Linda and I went to a bead store in a nearby town to repair some of her jewelry and to make matching earrings (meaning that I repaired and made, and she was incredibly picky about the color and quality of every. single. freaking. bead. in. the. store). We were sitting at a work table and chatting with a young female employee; when Linda left to get some sodas, I mentioned to the young woman that I was visiting from Iowa and that Linda and I are sisters.

“How nice,” she said, with a big, welcoming Midwest smile, “which one of you is the older sister?”

*I won 1 game and lost 4 (or maybe 5; abject defeats blend together, I find). Linda used all seven letters on the first play of the game TWICE. That’s just not natural, I tell you.

**In a four-town radius. Approximately one funky little shop per little farm town.

*** Summer 2005, I moved from Ohio to Iowa. Summer 2006, I moved into my new home. This summer, I napped. A lot.
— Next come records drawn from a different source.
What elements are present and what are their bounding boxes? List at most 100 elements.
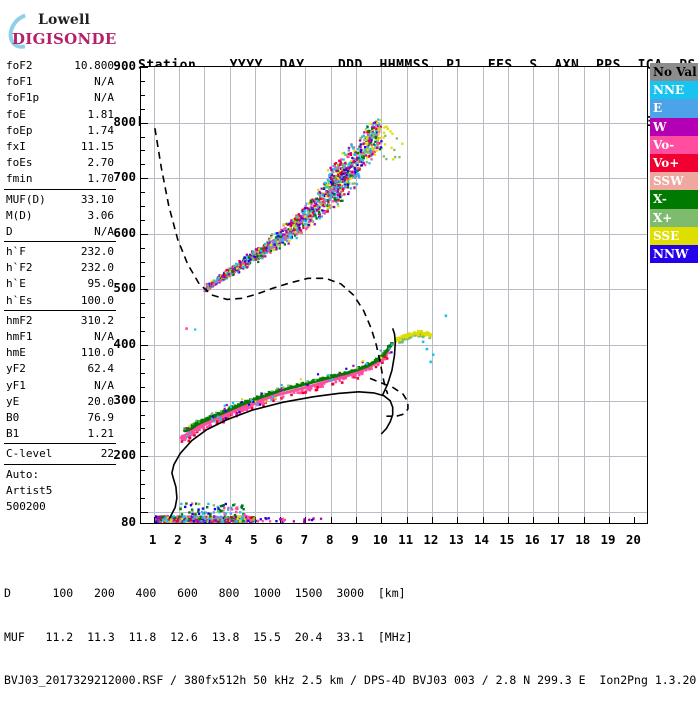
param-key: C-level bbox=[6, 447, 53, 461]
y-axis-tick bbox=[141, 442, 145, 443]
param-key: yF1 bbox=[6, 378, 26, 392]
param-footer-text: 500200 bbox=[6, 499, 46, 513]
y-axis-tick bbox=[141, 387, 145, 388]
param-value: 11.15 bbox=[80, 139, 114, 153]
legend-item-noval[interactable]: No Val bbox=[650, 63, 698, 82]
param-row-yf1: yF1 N/A bbox=[4, 378, 116, 394]
param-footer-text: Auto: bbox=[6, 467, 40, 481]
y-axis-tick bbox=[141, 498, 145, 499]
y-axis-tick-label: 700 bbox=[113, 169, 136, 185]
param-row-fmin: fmin 1.70 bbox=[4, 171, 116, 187]
horizontal-gridline bbox=[141, 456, 647, 457]
y-axis-tick bbox=[141, 345, 148, 346]
legend-item-nne[interactable]: NNE bbox=[650, 81, 698, 100]
y-axis-tick bbox=[141, 415, 145, 416]
param-footer-line-0: Auto: bbox=[4, 467, 116, 483]
y-axis-tick-label: 800 bbox=[113, 113, 136, 129]
vertical-gridline bbox=[407, 67, 408, 523]
x-axis-tick-label: 13 bbox=[448, 532, 464, 547]
x-axis-tick bbox=[634, 517, 635, 523]
x-axis-labels: 1 2 3 4 5 6 7 8 9 10 11 12 13 14 15 16 17 18 19 20 bbox=[140, 530, 648, 550]
param-key: foEp bbox=[6, 123, 33, 137]
param-row-mufd: MUF(D) 33.10 bbox=[4, 192, 116, 208]
param-key: D bbox=[6, 224, 13, 238]
param-value: 62.4 bbox=[87, 362, 115, 376]
param-row-md: M(D) 3.06 bbox=[4, 208, 116, 224]
legend-item-w[interactable]: W bbox=[650, 117, 698, 136]
footer-row-file: BVJ03_2017329212000.RSF / 380fx512h 50 k… bbox=[4, 673, 697, 687]
legend-item-vo-[interactable]: Vo- bbox=[650, 135, 698, 154]
param-value: 232.0 bbox=[80, 261, 114, 275]
ionospheric-parameters-panel: foF2 10.800 foF1 N/A foF1p N/A foE 1.81 foEp 1.74… bbox=[4, 58, 116, 515]
param-row-fof1: foF1 N/A bbox=[4, 74, 116, 90]
x-axis-tick bbox=[432, 517, 433, 523]
legend-item-nnw[interactable]: NNW bbox=[650, 244, 698, 264]
param-key: foF1 bbox=[6, 75, 33, 89]
footer-row-muf: MUF 11.2 11.3 11.8 12.6 13.8 15.5 20.4 3… bbox=[4, 629, 413, 644]
x-axis-tick-label: 8 bbox=[325, 532, 334, 547]
param-row-b1: B1 1.21 bbox=[4, 426, 116, 442]
horizontal-gridline bbox=[141, 123, 647, 124]
param-footer-text: Artist5 bbox=[6, 483, 53, 497]
y-axis-tick bbox=[141, 220, 145, 221]
param-row-foe: foE 1.81 bbox=[4, 107, 116, 123]
param-divider bbox=[4, 443, 116, 445]
y-axis-tick bbox=[141, 359, 145, 360]
ionogram-plot-area[interactable] bbox=[140, 66, 648, 524]
param-divider bbox=[4, 188, 116, 190]
x-axis-tick bbox=[508, 517, 509, 523]
param-row-b0: B0 76.9 bbox=[4, 410, 116, 426]
y-axis-tick bbox=[141, 164, 145, 165]
x-axis-tick-label: 12 bbox=[423, 532, 439, 547]
y-axis-tick bbox=[141, 234, 148, 235]
param-value: N/A bbox=[94, 91, 114, 105]
vertical-gridline bbox=[305, 67, 306, 523]
param-value: 100.0 bbox=[80, 293, 114, 307]
param-row-he: h`E 95.0 bbox=[4, 276, 116, 292]
param-row-d: D N/A bbox=[4, 224, 116, 240]
lowell-digisonde-logo: Lowell DIGISONDE bbox=[1, 6, 128, 56]
x-axis-tick bbox=[407, 517, 408, 523]
param-key: hmF1 bbox=[6, 330, 33, 343]
vertical-gridline bbox=[508, 67, 509, 523]
param-value: 232.0 bbox=[80, 245, 114, 259]
param-row-fof2: foF2 10.800 bbox=[4, 58, 116, 74]
legend-item-e[interactable]: E bbox=[650, 99, 698, 118]
legend-item-x+[interactable]: X+ bbox=[650, 208, 698, 227]
vertical-gridline bbox=[457, 67, 458, 523]
y-axis-tick bbox=[141, 192, 145, 193]
x-axis-tick-label: 11 bbox=[398, 532, 414, 547]
param-row-yf2: yF2 62.4 bbox=[4, 361, 116, 377]
param-key: h`Es bbox=[6, 293, 33, 307]
y-axis-tick-label: 500 bbox=[113, 280, 136, 296]
param-footer-line-1: Artist5 bbox=[4, 483, 116, 499]
x-axis-tick bbox=[483, 517, 484, 523]
legend-item-vo+[interactable]: Vo+ bbox=[650, 153, 698, 173]
param-value: 76.9 bbox=[87, 410, 115, 424]
vertical-gridline bbox=[154, 67, 155, 523]
horizontal-gridline bbox=[141, 234, 647, 235]
y-axis-tick bbox=[141, 317, 145, 318]
param-key: hmF2 bbox=[6, 313, 33, 327]
legend-item-ssw[interactable]: SSW bbox=[650, 172, 698, 191]
param-row-hme: hmE 110.0 bbox=[4, 345, 116, 361]
param-divider bbox=[4, 309, 116, 311]
horizontal-gridline bbox=[141, 289, 647, 290]
y-axis-tick bbox=[141, 470, 145, 471]
y-axis-tick bbox=[141, 401, 148, 402]
param-key: fmin bbox=[6, 172, 33, 186]
x-axis-tick-label: 19 bbox=[600, 532, 616, 547]
legend-item-x-[interactable]: X- bbox=[650, 190, 698, 209]
x-axis-tick-label: 18 bbox=[575, 532, 591, 547]
legend-item-sse[interactable]: SSE bbox=[650, 226, 698, 245]
vertical-gridline bbox=[280, 67, 281, 523]
vertical-gridline bbox=[558, 67, 559, 523]
vertical-gridline bbox=[381, 67, 382, 523]
x-axis-tick bbox=[457, 517, 458, 523]
param-value: 33.10 bbox=[80, 192, 114, 206]
param-value: N/A bbox=[94, 378, 114, 392]
param-row-ye: yE 20.0 bbox=[4, 394, 116, 410]
x-axis-tick-label: 3 bbox=[199, 532, 208, 547]
y-axis-tick bbox=[141, 303, 145, 304]
polarization-direction-legend: No Val NNE E W Vo- Vo+ SSW X- X+ SSE NNW bbox=[650, 63, 698, 264]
****The Scrabble loses aren’t humiliating; nothing that certain and habitual can retain the power to humiliate for 30+ years

*****doubtless because I’m the youngest and have had to endure their abuse my entire life******

****** Think abuse is too strong a word? When I was three or four and walked into the house from the yard, Linda would say to me, “Who are you, little girl? You don’t live here. Go on home,” while pushing me back out the door. I grew up to be me — an old boyfriend once commented that I had abandonment issues. Linda, of course, grew up to be an elementary school teacher.